Aku memberanikan diri menatapnya ketika dia mengatakan kata, "ibu."

Aku menggigit bibir bawahku lalu bertanya, "Ibu sakit apa, Om? Ibu baik-baik aja, kan?"

"Ibu kamu pingsan. Kamu bisa menjenguknya sekarang kalau kamu mau."

Aku menunduk, ragu. Jika aku tidak pergi sekarang, maka aku akan egois. Jika aku pergi, ketakutan itu masih menghantui.

"Gimana?" tanya Om Handoko.

"Wulan mau ketemu Ibu, Om," jawabku.

"Ya sudah kalo gitu kamu ikut om."

Aku berjalan mengikuti Om Handoko. Kemudian duduk di boncengan motornya. Ketakutan itu semakin menjadi-jadi. Terbukti dari jantungku yang berdetak semakin tidak karuan dan keringat dingin yang membanjiri telapak tangan. Pikiran-pikiran buruk itu terus bermunculan bersamaan dengan kata hatiku yang mencemaskan kondisi ibu. Aku khawatir dengan kondisi ibu. Aku takut ibu terlalu capek merawat adik dan aku sehingga lupa merawat dirinya sendiri.

Beberapa menit kemudian, kami sampai di sebuah rumah. Rumahnya jauh dari keramaian. Hanya ada beberapa rumah yang nampak sepi lantaran tidak adanya satu kendaraan pun yang terparkir. Sedangkan bagian kanannya adalah lahan kosong, tempat rerumputan tumbuh subur di sana.

Meskipun aku berusaha untuk baik-baik saja, pikiran-pikiran negatif itu semakin banyak menghampiri. Aku memejamkan mata, berusaha meyakinkan jika tidak akan terjadi apa-apa.

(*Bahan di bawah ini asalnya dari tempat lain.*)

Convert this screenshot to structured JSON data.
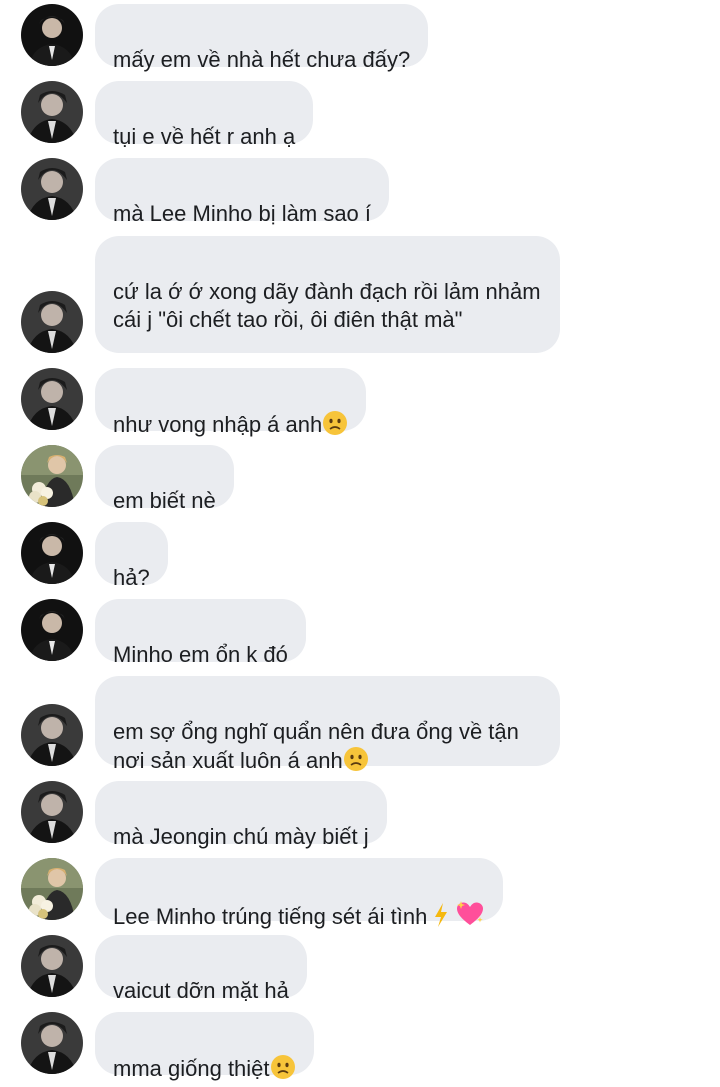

Om Handoko berjalan ke dalam rumah terlebih dahulu. Sedangkan aku berjalan mengekorinya dengan langkah bimbang.

"Kamu duduk dulu, om bikinin minuman buat kamu."

"Om, bisa nggak Wulan ketemu sama ibu dulu?"

"Ibu kamu masih tidur. Kamu tunggu aja di sini. Kasihan kalo kamu masuk ibumu nanti bisa kebangun."

Om Handoko berlalu. Aku mengamati desain interior rumah. Sembari membayangkan apakah nanti jika ibu menikah dengan Om Handoko, ibu akan tinggal di sini? Apakah aku akan tinggal dengan ibu?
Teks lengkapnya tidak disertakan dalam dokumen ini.